CHINA September 2019
 
Food manufacturers need to realign strategies with China's new Health Plan
 
Major food producers, domestic and international, are now looking into realigning their strategies in line with Chinese government plan to reduce salt, sugar and edible oil consumption in its population.
This plan follows the 18 July announcement by China’s State Council of a 'Healthy China Action Plan (2019-2030)' targeting food processors and consumers. Although this plan does not list down any concrete new regulation for food-processing, the plan does list ambitious goals to reduce adults' daily average intake of edible oil by between 30% and 40%; sugar by at least 17%; and salt by 50% by 2030, using 2012 as a statistical base year.
Already, major international companies like Mondelez has started early by providing no/low-sugar products to consumers like its Stride-branded sugar-free chewing gum and mint confectionery products; its low sugar Pacific Soda biscuits; and the highly popular low-sugar Oreo Light Sweet. Mondelez has reduced the proportion of sodium and saturated fat in its ingredient mixes for products sold in China. Oreo cookies sold in China now have 25% less sodium than 10 years ago; Pacific Soda lines have 10% less sodium than in 2012 and the company's new Chips Ahoy! Double Chocolate Soft Cookie launched this May has 20% less saturated fat than past soft cookies. In addition, Mondelez also offers individually-wrapped smaller portion snack options that are under 200 calories.
Another major player, Nestle has also changed its products’ recipes including sugars, salt and saturated fats by 5%, 10% and 10% respectively, as part of its goal to promote healthier lifestyles to the Chinese.
These 2 major companies’ proactive strategies to align their product formulations according to new government policies are brilliant future moves. Between 2002 and 2012, there was a 67.6% increase in Chinese obesity rate and the government aims to reverse this growth. In addition, daily per capita intake of salt in China was 10.5g, much higher than the WHO’s recommended 5.5g. Per capita intake of edible oil was 42.1g in China, also higher than WHO’s recommended 30g.
In addition, the Chinese government is also concerned by the rising number of elderly in the country as well as the growing number of preventable illnesses like cardiovascular diseases, stroke and diabetes brought by higher disposable incomes which resulted in higher consumption of meat, sugar, salt and processed foods. Not only the elderly but also many young children are suffering from obesity and diabetes due to excessive consumption of sugary beverages and snacks.
The Chinese government is also reviewing pre-packaged food nutrition labelling rules so as to ensure sugar, salt and edible oil are clearly highlighted, alongside more mandatory labelling of sucrose.

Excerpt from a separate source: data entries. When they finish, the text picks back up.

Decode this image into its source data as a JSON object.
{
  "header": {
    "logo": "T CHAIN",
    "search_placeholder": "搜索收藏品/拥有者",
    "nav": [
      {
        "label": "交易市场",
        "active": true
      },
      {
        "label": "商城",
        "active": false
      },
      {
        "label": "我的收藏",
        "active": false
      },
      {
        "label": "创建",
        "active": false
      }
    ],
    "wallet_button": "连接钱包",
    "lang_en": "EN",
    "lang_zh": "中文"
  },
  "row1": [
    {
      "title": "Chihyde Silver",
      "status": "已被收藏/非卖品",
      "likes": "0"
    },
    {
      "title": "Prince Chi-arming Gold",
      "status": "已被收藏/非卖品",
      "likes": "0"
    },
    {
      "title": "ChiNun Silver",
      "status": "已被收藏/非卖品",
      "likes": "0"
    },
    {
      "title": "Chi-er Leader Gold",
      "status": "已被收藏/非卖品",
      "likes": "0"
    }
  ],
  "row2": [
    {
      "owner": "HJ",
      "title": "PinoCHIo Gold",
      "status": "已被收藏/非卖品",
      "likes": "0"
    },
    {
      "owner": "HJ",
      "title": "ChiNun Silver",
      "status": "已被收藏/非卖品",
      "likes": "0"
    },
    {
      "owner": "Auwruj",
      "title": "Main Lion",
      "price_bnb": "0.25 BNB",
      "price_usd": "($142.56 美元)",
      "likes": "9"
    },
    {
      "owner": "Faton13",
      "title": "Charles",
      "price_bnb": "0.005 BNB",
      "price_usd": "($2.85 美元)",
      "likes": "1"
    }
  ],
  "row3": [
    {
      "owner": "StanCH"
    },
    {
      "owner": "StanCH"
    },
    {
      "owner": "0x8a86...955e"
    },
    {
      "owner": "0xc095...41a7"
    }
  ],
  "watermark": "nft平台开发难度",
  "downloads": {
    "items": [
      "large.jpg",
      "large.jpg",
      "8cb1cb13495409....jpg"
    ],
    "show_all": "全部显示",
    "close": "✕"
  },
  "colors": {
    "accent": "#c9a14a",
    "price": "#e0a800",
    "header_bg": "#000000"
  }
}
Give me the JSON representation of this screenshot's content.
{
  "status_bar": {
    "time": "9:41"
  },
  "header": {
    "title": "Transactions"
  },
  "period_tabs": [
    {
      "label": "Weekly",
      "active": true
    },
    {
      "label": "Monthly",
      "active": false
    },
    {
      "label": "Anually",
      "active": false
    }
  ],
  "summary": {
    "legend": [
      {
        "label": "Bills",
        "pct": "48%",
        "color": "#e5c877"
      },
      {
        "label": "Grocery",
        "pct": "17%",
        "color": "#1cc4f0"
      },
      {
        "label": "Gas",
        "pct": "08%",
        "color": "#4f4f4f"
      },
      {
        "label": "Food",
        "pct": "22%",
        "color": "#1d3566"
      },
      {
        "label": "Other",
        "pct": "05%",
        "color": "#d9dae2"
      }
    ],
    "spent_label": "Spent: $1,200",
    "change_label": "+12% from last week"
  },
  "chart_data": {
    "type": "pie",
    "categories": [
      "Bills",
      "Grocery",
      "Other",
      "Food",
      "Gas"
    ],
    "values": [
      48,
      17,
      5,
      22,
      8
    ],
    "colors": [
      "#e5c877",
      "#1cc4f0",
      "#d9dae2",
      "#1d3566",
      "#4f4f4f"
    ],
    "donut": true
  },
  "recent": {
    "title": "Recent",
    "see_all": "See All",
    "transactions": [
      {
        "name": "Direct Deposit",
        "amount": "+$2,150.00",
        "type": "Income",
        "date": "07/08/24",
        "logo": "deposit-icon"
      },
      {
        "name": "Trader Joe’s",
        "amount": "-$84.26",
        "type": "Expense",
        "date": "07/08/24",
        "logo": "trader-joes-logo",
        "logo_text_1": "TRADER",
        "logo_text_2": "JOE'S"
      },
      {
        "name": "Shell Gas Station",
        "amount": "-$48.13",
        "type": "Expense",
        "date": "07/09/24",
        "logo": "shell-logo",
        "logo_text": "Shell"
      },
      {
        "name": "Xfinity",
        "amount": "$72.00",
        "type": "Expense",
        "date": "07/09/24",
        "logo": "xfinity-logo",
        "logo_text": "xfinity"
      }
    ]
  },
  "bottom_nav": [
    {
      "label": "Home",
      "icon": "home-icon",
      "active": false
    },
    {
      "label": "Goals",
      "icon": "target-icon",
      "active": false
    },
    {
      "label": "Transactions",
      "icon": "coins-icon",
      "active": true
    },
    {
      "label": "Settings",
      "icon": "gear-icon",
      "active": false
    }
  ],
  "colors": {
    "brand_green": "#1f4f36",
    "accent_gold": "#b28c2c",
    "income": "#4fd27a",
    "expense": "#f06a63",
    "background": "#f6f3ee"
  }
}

Companies that might suffer under the Healthy China Action Plan could be the small to medium domestic enterprises as the plan and its associated reforms and campaigns might promote the credibility of larger producers like Mengniu and Yili for example, which are deemed easier to regulate. The new Health Plan might eventually lead to industry consolidation through mergers and acquisitions, or alternatively through government’s action of getting rid of the smaller players who failed to comply to the new regulations.
There is already a growing consumer awareness on leading healthier lifestyles and diets in China, however with the government attempting to turn this into policy should greatly accelerate this change.
Food and beverage companies investing or doing business in China should be mindful of this new Healthy China Action Plan in their present and future R&D activities.